Winning the hearts and minds of Okinawans is critical to strengthening Japan’s own defenses against China, Russia and North Korea, one of Japan’s leading security experts said Thursday.
Support from Okinawans is also key to smoothing over difficulties in Tokyo’s military alliance with Washington, said Kunihiko Miyake, the research director at the Canon Institute for Global Studies.
Speaking at a Hudson Institute online forum, Miyake said China’s missile launches that landed in Japan’s exclusive economic zone should be viewed as “another black ship” for Tokyo. He was referring to the unexpected arrival of an American flotilla commanded by Matthew C. Perry in 1853 that within a year opened Japan to a trade agreement with the United States. China launched the missiles last month to show its anger over House Speaker Nancy Pelosi’s (D-Calif.) visit to Taiwan.
Now with Washington and Tokyo voicing support for Taiwan, the Status of Forces Agreement between the two nations has taken on new significance. It “has been the most difficult issue” to resolve over the years, Miyake said. One example of that difficulty is the seven years-long controversy surrounding the relocation of Marine Corps Air Station Futenma.
The American military presence on 31 installations located on Okinawa remains a concern among Okinawans as tensions with China has risen.
What makes Okinawa so strategically important is geography, Miyake said. The threat from China to Japan comes from the sea and the south. Okinawa is about 500 miles north of Taiwan. About 70 percent of the U.S. military presence in Japan is on Okinawa.
In a serious review of the agreement, he suggested “increasing joint use of bases” in Okinawa. The U.S. forces assigned to Okinawa “would be regarded as guests” of the Japanese Self-Defense Forces. He added that 70 to 80 percent of the miliary bases on the island are under American control.
“It’s a headache for Okinawans,” he said.
Miyake argued this would be one step necessary “to make ourselves more ready for a contingency.”
Looking at Tokyo’s defense spending, Miyake said the government has “to raise the Japanese public’s awareness” of the need to increase defense spending from 1.2 percent of gross domestic product. He noted the NATO standard for its members is to reach 2 percent of GDP and allocate that percentage to security.
The public also needs to understand the reasoning for increased defense spending that is likely to emerge in three important national security-related strategy documents due out by the end of the year.
“It will be very difficult” to move all these proposals through the Japanese Diet, he said.
In earlier remarks, Miyake said, “we cannot defend ourselves” without an ally, like the United States. But Japan needs to help secure itself as well through security spending and strategy.

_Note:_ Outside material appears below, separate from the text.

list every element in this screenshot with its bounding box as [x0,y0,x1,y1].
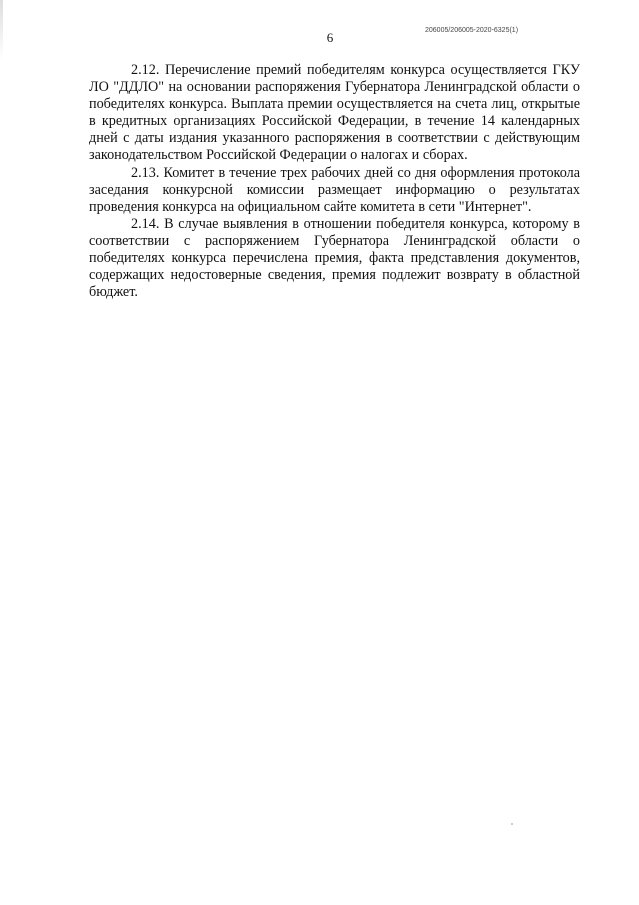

“Even if we have an alliance, if you don’t have a defense, allies won’t help you,” making it imperative that the Japanese public see what the current close military relationship between Moscow and Beijing means in terms of their own security. Less than a week ago, the Chinese and Russian navies held joint live-fire drills around Japan as part of a larger military exercise.
If nothing is done, Miyake added, “we won’t have enough bullets; we don’t have enough missiles” in the nation’s arsenal for a prolonged conflict. He also noted shortfalls in ships for the Japan Maritime Self-Defense Force and also funds to re-align Japan’s ground forces so they’re more like the U.S. Marine Corps.
“In my neighborhood, we have 2.5 threats” that need to be addressed, Miyake said, referring to China, Russia and North Korea. Tokyo “could do more with the Quad,” the informal security and economic arrangement between Japan, the U.S., Australia and India. He also cited the need for closer coordination with Seoul and Washington in dealing with Pyongyang and Beijing.
Miyake, who has diplomatic experience in the Middle East, said Tokyo’s future security can’t be solely focused on the Indo-Pacific. Japan’s economy is dependent on sea lines of communication into the Middle East for energy and trade with Europe.
“Did the 5th Fleet leave the Gulf? Did the [U.S.] Air Force leave the Gulf?” after the withdrawal from Afghanistan, Miyake asked rhetorically, referring to the Middle East-based U.S. 5th Fleet. “No,” he added. “Without them we wouldn’t have the sea lines of communication.”
He said a strong NATO stabilizes European security and reminds Russian President Valdimir Putin that “a dictator’s mistakes are much more difficult to amend,” like his invasion of Ukraine. The Feb. 24 unprovoked attack not only drew the alliance closer together, but moved Sweden and Finland to apply for membership. He added that the NATO alliance also welcomed Japanese Prime Minister Fumio Kishida and South Korean President Youn Suk-yeol to the June meeting in Madrid.
“The Russians made a big mistake” not realizing that their largest security challenge was China, not NATO, Miyake argued.